Her desire to help those around her extends beyond her studies and even Students for Soldiers. During her freshman year, she went on a medical mission trip to Peru, where she worked with people who did not have access to clean drinking water. While at an orphanage there, she met a little girl who was visibly enchanted by her camera. Walker proceeded to show the girl her camera and they even ended up taking a selfie together.
“It hit me that something like a camera, something that was so common to me and that I hadn’t thought twice about, was so mesmerizing to this little girl who had never seen one before,” Walker said.
She volunteered throughout her her junior year at St. Elizabeth’s Hospital and this past summer also volunteered at a hospital in Colorado, where she gained experience in an emergency room working with people with traumatic brain injuries. One particular instance that stuck with her involved a newborn baby that kept having seizures and the doctors could not identify a cause. What really moved her about this situation was the fact that she never found out what happened to the baby, which bothered her deeply. Even though doctors never usually see a patient through their ordeal in an emergency room and beyond, she feels prepared to face these sorts of gruesome situations and is not repelled by trauma due to her own history of spinal trauma.
Her work with patients with traumatic brain injuries over the summer at the hospital in Colorado through the Breckenridge Outdoor Education Center involved her taking them mountain biking and climbing, things they normally could not do from their wheelchairs if the program had not offered them the chance.
“I want to be able to help people who have had traumatic situations like that just because I know what it was like and I know how frustrating it was to go through something like that at such a young age,” Walker said.

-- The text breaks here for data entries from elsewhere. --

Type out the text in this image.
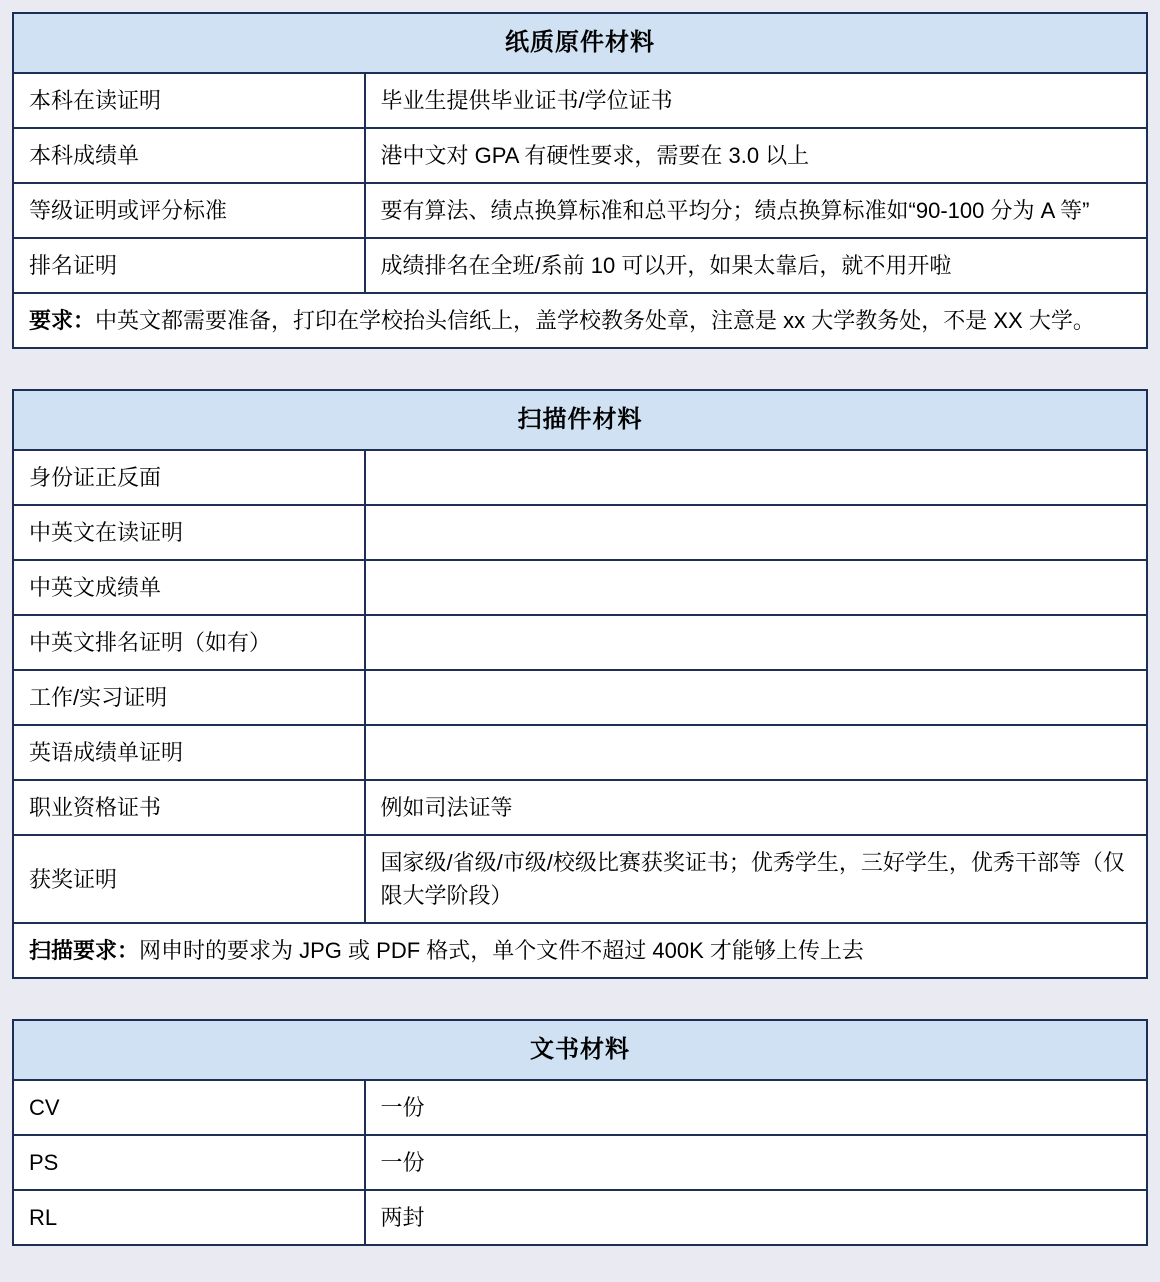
纸质原件材料	
本科在读证明	毕业生提供毕业证书/学位证书
本科成绩单	港中文对 GPA 有硬性要求，需要在 3.0 以上
等级证明或评分标准	要有算法、绩点换算标准和总平均分；绩点换算标准如“90-100 分为 A 等”
排名证明	成绩排名在全班/系前 10 可以开，如果太靠后，就不用开啦
要求：中英文都需要准备，打印在学校抬头信纸上，盖学校教务处章，注意是 xx 大学教务处，不是 XX 大学。	
扫描件材料	
身份证正反面	
中英文在读证明	
中英文成绩单	
中英文排名证明（如有）	
工作/实习证明	
英语成绩单证明	
职业资格证书	例如司法证等
获奖证明	国家级/省级/市级/校级比赛获奖证书；优秀学生，三好学生，优秀干部等（仅限大学阶段）
扫描要求：网申时的要求为 JPG 或 PDF 格式，单个文件不超过 400K 才能够上传上去	
文书材料	
CV	一份
PS	一份
RL	两封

With her time at BC winding down, she has taken advantage of many opportunities to enhance her spiritual growth. She dabbled in the Buddhism club freshman year and now studies it further in a class, which has impacted her. She was a leader for Kairos and loved how the experience emphasized connection with others. While she is a little sad to leave BC, she is excited to start her career in the real world and help others in a bigger way.
“I feel like my life would be wasted if I didn’t use the blessings that I have to do good for others,” she said.